Harriet Tubman

Harriet Tubman was an American abolitionist and political activist. Born into slavery, Tubman escaped and made some 13 missions to rescue approximately 70 enslaved people. During the American Civil War, she served as an armed scout and spy for the Union Army. After her death in 1913, she became an icon of courage and freedom.
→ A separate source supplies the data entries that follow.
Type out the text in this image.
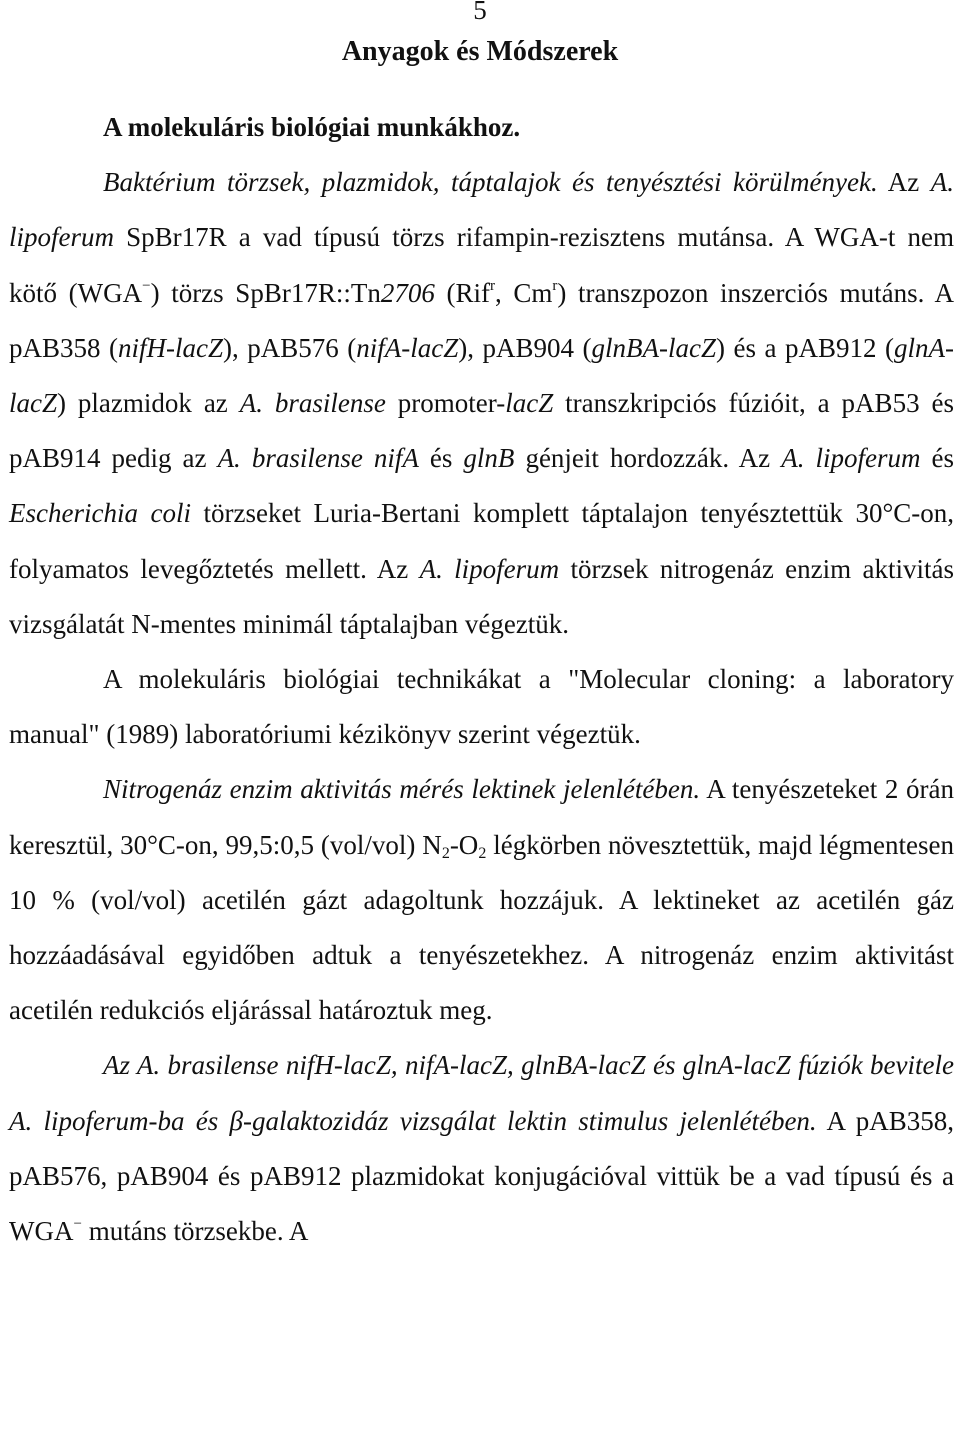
5
Anyagok és Módszerek

A molekuláris biológiai munkákhoz.

Baktérium törzsek, plazmidok, táptalajok és tenyésztési körülmények. Az A. lipoferum SpBr17R a vad típusú törzs rifampin-rezisztens mutánsa. A WGA-t nem kötő (WGA−) törzs SpBr17R::Tn2706 (Rif$^r$, Cm$^r$) transzpozon inszerciós mutáns. A pAB358 (nifH-lacZ), pAB576 (nifA-lacZ), pAB904 (glnBA-lacZ) és a pAB912 (glnA-lacZ) plazmidok az A. brasilense promoter-lacZ transzkripciós fúzióit, a pAB53 és pAB914 pedig az A. brasilense nifA és glnB génjeit hordozzák. Az A. lipoferum és Escherichia coli törzseket Luria-Bertani komplett táptalajon tenyésztettük 30°C-on, folyamatos levegőztetés mellett. Az A. lipoferum törzsek nitrogenáz enzim aktivitás vizsgálatát N-mentes minimál táptalajban végeztük.

A molekuláris biológiai technikákat a "Molecular cloning: a laboratory manual" (1989) laboratóriumi kézikönyv szerint végeztük.

Nitrogenáz enzim aktivitás mérés lektinek jelenlétében. A tenyészeteket 2 órán keresztül, 30°C-on, 99,5:0,5 (vol/vol) $N_2-O_2$ légkörben növesztettük, majd légmentesen 10 % (vol/vol) acetilén gázt adagoltunk hozzájuk. A lektineket az acetilén gáz hozzáadásával egyidőben adtuk a tenyészetekhez. A nitrogenáz enzim aktivitást acetilén redukciós eljárással határoztuk meg.

Az A. brasilense nifH-lacZ, nifA-lacZ, glnBA-lacZ és glnA-lacZ fúziók bevitele A. lipoferum-ba és β-galaktozidáz vizsgálat lektin stimulus jelenlétében. A pAB358, pAB576, pAB904 és pAB912 plazmidokat konjugációval vittük be a vad típusú és a WGA− mutáns törzsekbe. A
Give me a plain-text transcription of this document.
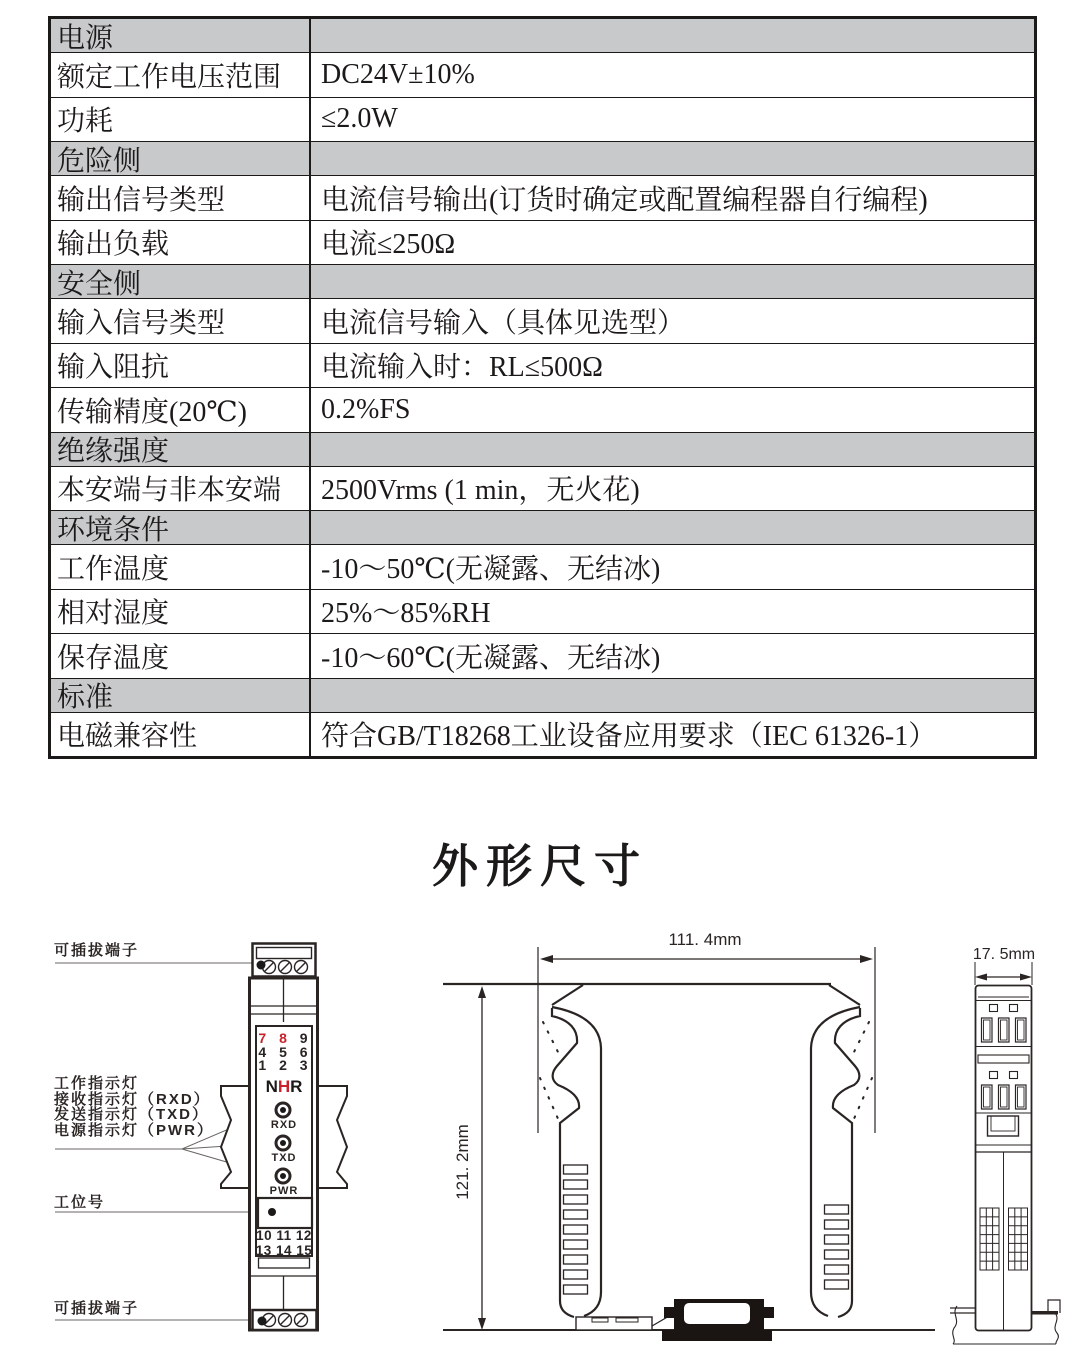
电源
额定工作电压范围	DC24V±10%
功耗	≤2.0W
危险侧
输出信号类型	电流信号输出(订货时确定或配置编程器自行编程)
输出负载	电流≤250Ω
安全侧
输入信号类型	电流信号输入（具体见选型）
输入阻抗	电流输入时：RL≤500Ω
传输精度(20℃)	0.2%FS
绝缘强度
本安端与非本安端	2500Vrms (1 min，无火花)
环境条件
工作温度	-10～50℃(无凝露、无结冰)
相对湿度	25%～85%RH
保存温度	-10～60℃(无凝露、无结冰)
标准
电磁兼容性	符合GB/T18268工业设备应用要求（IEC 61326-1）
外形尺寸
可插拔端子
工作指示灯
接收指示灯（RXD）
发送指示灯（TXD）
电源指示灯（PWR）
工位号
可插拔端子
7 8 9
4 5 6
1 2 3
NHR
RXD
TXD
PWR
10 11 12
13 14 15
111. 4mm
121. 2mm
17. 5mm
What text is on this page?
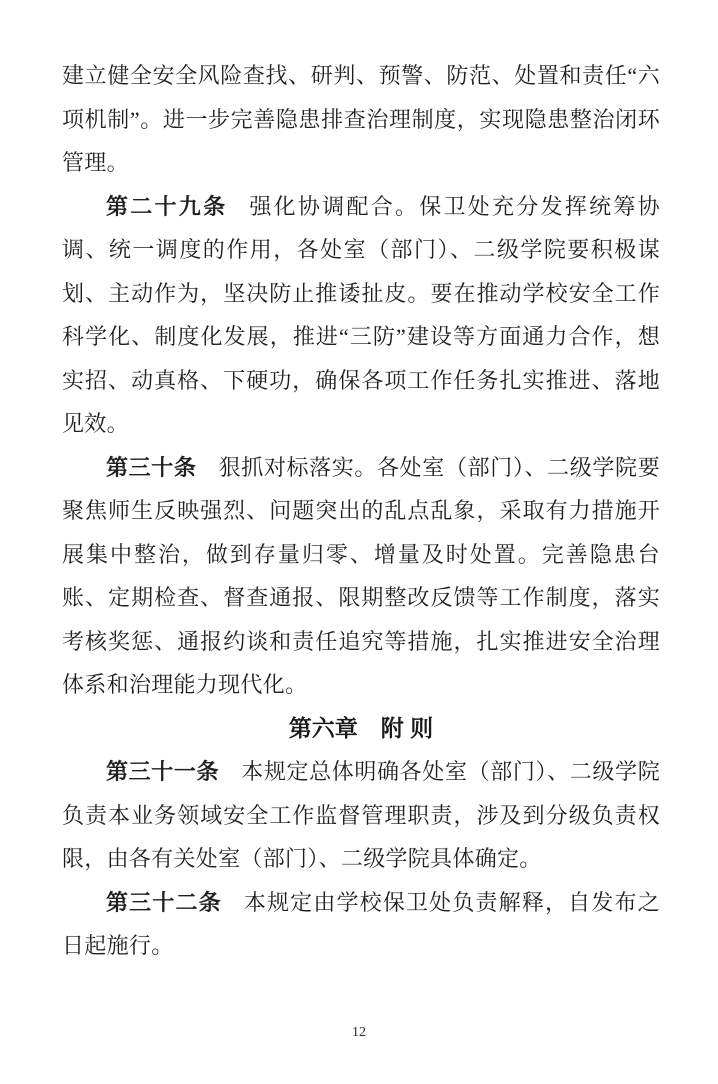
建立健全安全风险查找、研判、预警、防范、处置和责任“六项机制”。进一步完善隐患排查治理制度，实现隐患整治闭环管理。

第二十九条 强化协调配合。保卫处充分发挥统筹协调、统一调度的作用，各处室（部门）、二级学院要积极谋划、主动作为，坚决防止推诿扯皮。要在推动学校安全工作科学化、制度化发展，推进“三防”建设等方面通力合作，想实招、动真格、下硬功，确保各项工作任务扎实推进、落地见效。

第三十条 狠抓对标落实。各处室（部门）、二级学院要聚焦师生反映强烈、问题突出的乱点乱象，采取有力措施开展集中整治，做到存量归零、增量及时处置。完善隐患台账、定期检查、督查通报、限期整改反馈等工作制度，落实考核奖惩、通报约谈和责任追究等措施，扎实推进安全治理体系和治理能力现代化。

第六章　附 则

第三十一条 本规定总体明确各处室（部门）、二级学院负责本业务领域安全工作监督管理职责，涉及到分级负责权限，由各有关处室（部门）、二级学院具体确定。

第三十二条 本规定由学校保卫处负责解释，自发布之日起施行。

12
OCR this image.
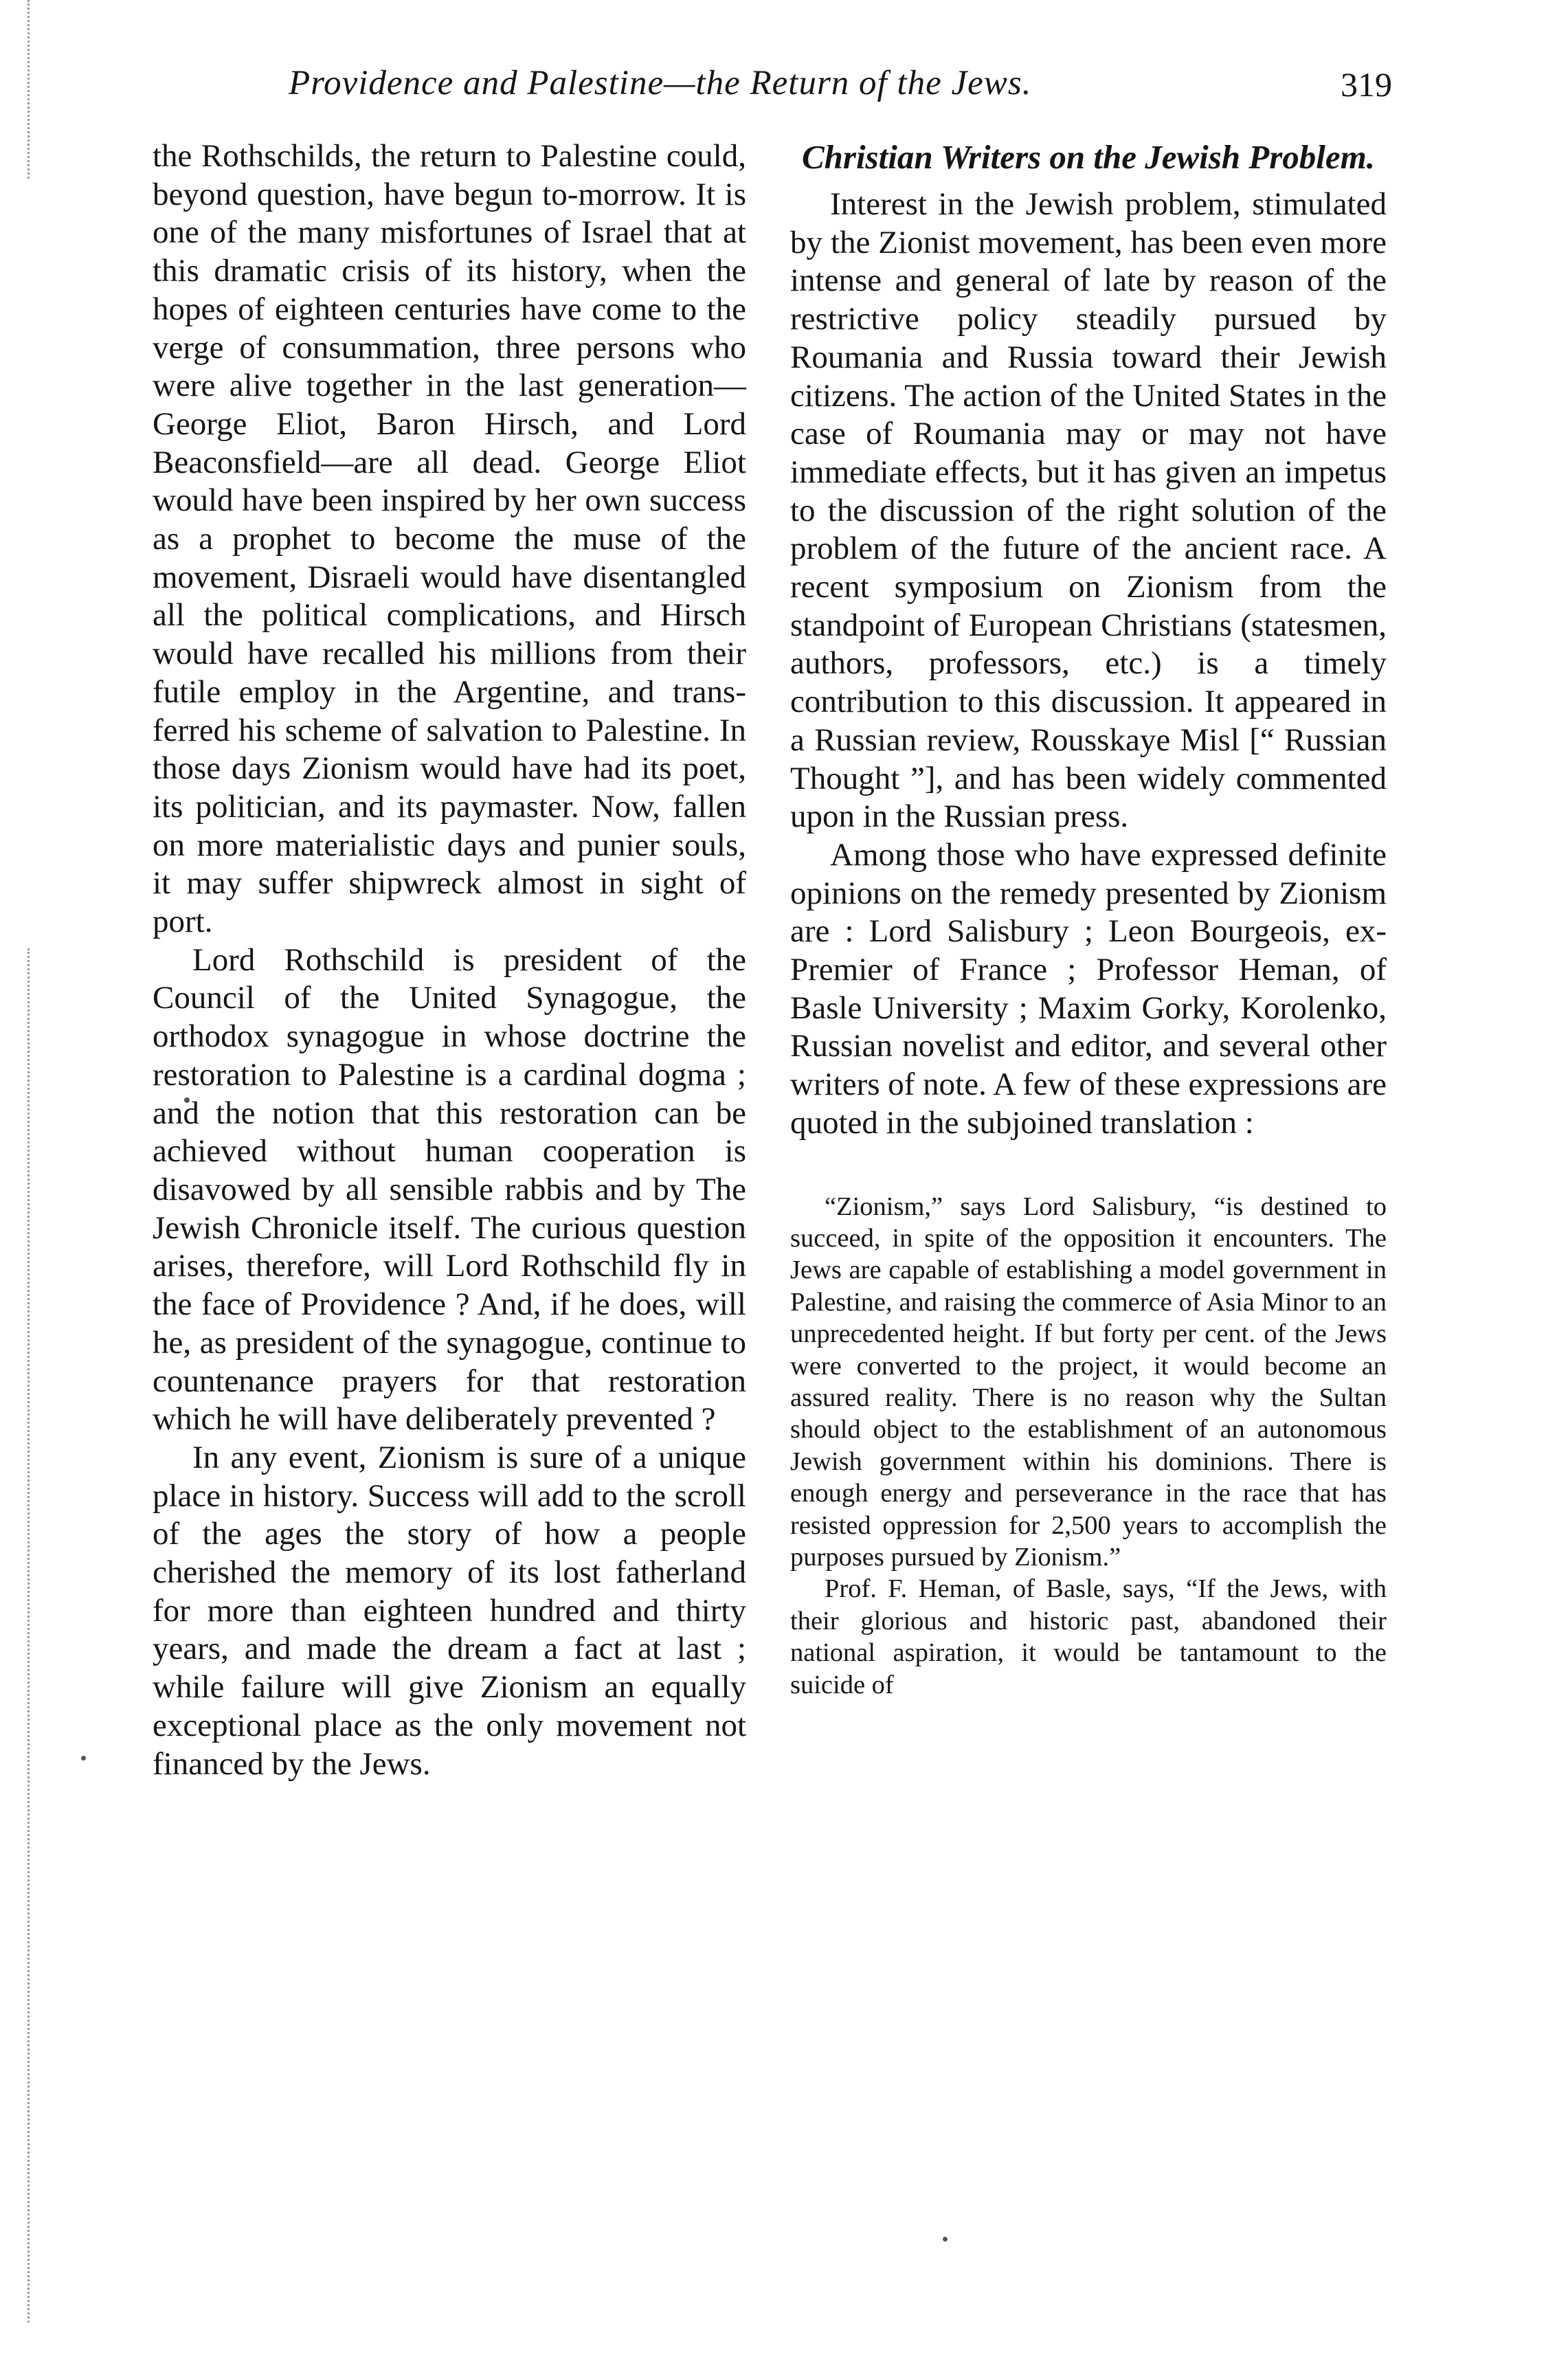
Providence and Palestine—the Return of the Jews.	319

the Rothschilds, the return to Palestine could, beyond question, have begun to-morrow. It is one of the many misfortunes of Israel that at this dramatic crisis of its history, when the hopes of eighteen centuries have come to the verge of consummation, three persons who were alive together in the last generation—George Eliot, Baron Hirsch, and Lord Beaconsfield—are all dead. George Eliot would have been inspired by her own success as a prophet to become the muse of the movement, Disraeli would have disentangled all the political complications, and Hirsch would have recalled his millions from their futile employ in the Argentine, and transferred his scheme of salvation to Palestine. In those days Zionism would have had its poet, its politician, and its paymaster. Now, fallen on more materialistic days and punier souls, it may suffer shipwreck almost in sight of port.

Lord Rothschild is president of the Council of the United Synagogue, the orthodox synagogue in whose doctrine the restoration to Palestine is a cardinal dogma ; and the notion that this restoration can be achieved without human cooperation is disavowed by all sensible rabbis and by The Jewish Chronicle itself. The curious question arises, therefore, will Lord Rothschild fly in the face of Providence ? And, if he does, will he, as president of the synagogue, continue to countenance prayers for that restoration which he will have deliberately prevented ?

In any event, Zionism is sure of a unique place in history. Success will add to the scroll of the ages the story of how a people cherished the memory of its lost fatherland for more than eighteen hundred and thirty years, and made the dream a fact at last ; while failure will give Zionism an equally exceptional place as the only movement not financed by the Jews.

Christian Writers on the Jewish Problem.

Interest in the Jewish problem, stimulated by the Zionist movement, has been even more intense and general of late by reason of the restrictive policy steadily pursued by Roumania and Russia toward their Jewish citizens. The action of the United States in the case of Roumania may or may not have immediate effects, but it has given an impetus to the discussion of the right solution of the problem of the future of the ancient race. A recent symposium on Zionism from the standpoint of European Christians (statesmen, authors, professors, etc.) is a timely contribution to this discussion. It appeared in a Russian review, Rousskaye Misl [“ Russian Thought ”], and has been widely commented upon in the Russian press.

Among those who have expressed definite opinions on the remedy presented by Zionism are : Lord Salisbury ; Leon Bourgeois, ex-Premier of France ; Professor Heman, of Basle University ; Maxim Gorky, Korolenko, Russian novelist and editor, and several other writers of note. A few of these expressions are quoted in the subjoined translation :

“Zionism,” says Lord Salisbury, “is destined to succeed, in spite of the opposition it encounters. The Jews are capable of establishing a model government in Palestine, and raising the commerce of Asia Minor to an unprecedented height. If but forty per cent. of the Jews were converted to the project, it would become an assured reality. There is no reason why the Sultan should object to the establishment of an autonomous Jewish government within his dominions. There is enough energy and perseverance in the race that has resisted oppression for 2,500 years to accomplish the purposes pursued by Zionism.”

Prof. F. Heman, of Basle, says, “If the Jews, with their glorious and historic past, abandoned their national aspiration, it would be tantamount to the suicide of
About Harriet Tubman in brief

Summary Harriet TubmanHarriet Tubman was an American abolitionist and political activist. Born into slavery, Tubman escaped and made some 13 missions to rescue approximately 70 enslaved people. During the American Civil War, she served as an armed scout and spy for the Union Army. Tubman retired to the family home on property she had purchased in 1859 in Auburn, New York. She was active in the women’s suffrage movement until illness overtook her, and she had to be admitted to a home for elderly African Americans that she had helped to establish years earlier. After her death in 1913, she became an icon of courage and freedom. She died in New York City on March 10, 1913, at the age of 89. She is buried in Mount Sinai Cemetery in New Haven, Connecticut, with her husband, Ben Ross, and her mother, Rit Ross, who was a cook for the Brodess family. Her maternal grandmother, Modesty, arrived in the US on a slave ship from Africa; no information is available about her other ancestors. As a child, Tub man was told that she seemed like an Ashanti person because of her character traits, though no evidence has been found to confirm or deny this lineage. She reported the year of her birth as 1825, while her death certificate lists 1815 and her gravestone lists 1820. She married Ben Ross in 1808; they had nine children together: Linah, Mariah Ritty, Soph, Robert, Minty, Ben, Henry, Edward and Moses.

When a trader sold Rit’s youngest son, Moses, she hid him for a month, aided by other enslaved people and freedmen in the community. At one point she confronted her owner about the sale, where the man backed away and abandoned his head open. After the Fugitive Slave Act of 1850 was passed, she helped guide fugitives farther north into British North America, and helped newly freed enslaved people to find work. She met John Brown in 1858 and helped him plan and recruit supporters for his 1859 raid on Harpers Ferry. In 1849, she escaped to Philadelphia, only to return to Maryland to rescue her family soon after. Slowly, one group at a time, she brought relatives with her out of the state, and eventually guided dozens of other enslavedpeople to freedom. The first woman to lead an armed expedition in the war, she guided the raid at Combahee Ferry, which liberated more than 700 enslaved people, in 1856. She also helped raise money for the U.S. Civil War Museum in Washington, D.C. and the National Museum of African American History in Atlanta, Georgia, in the early 1900s. She wrote a book about her experiences, “The First Lady of the Underground Railroad: A Memoir of Harriet Tubman, 1825-1913” (1913) She was married to Ben Ross from 1808 to 1859, and the couple had 9 children together.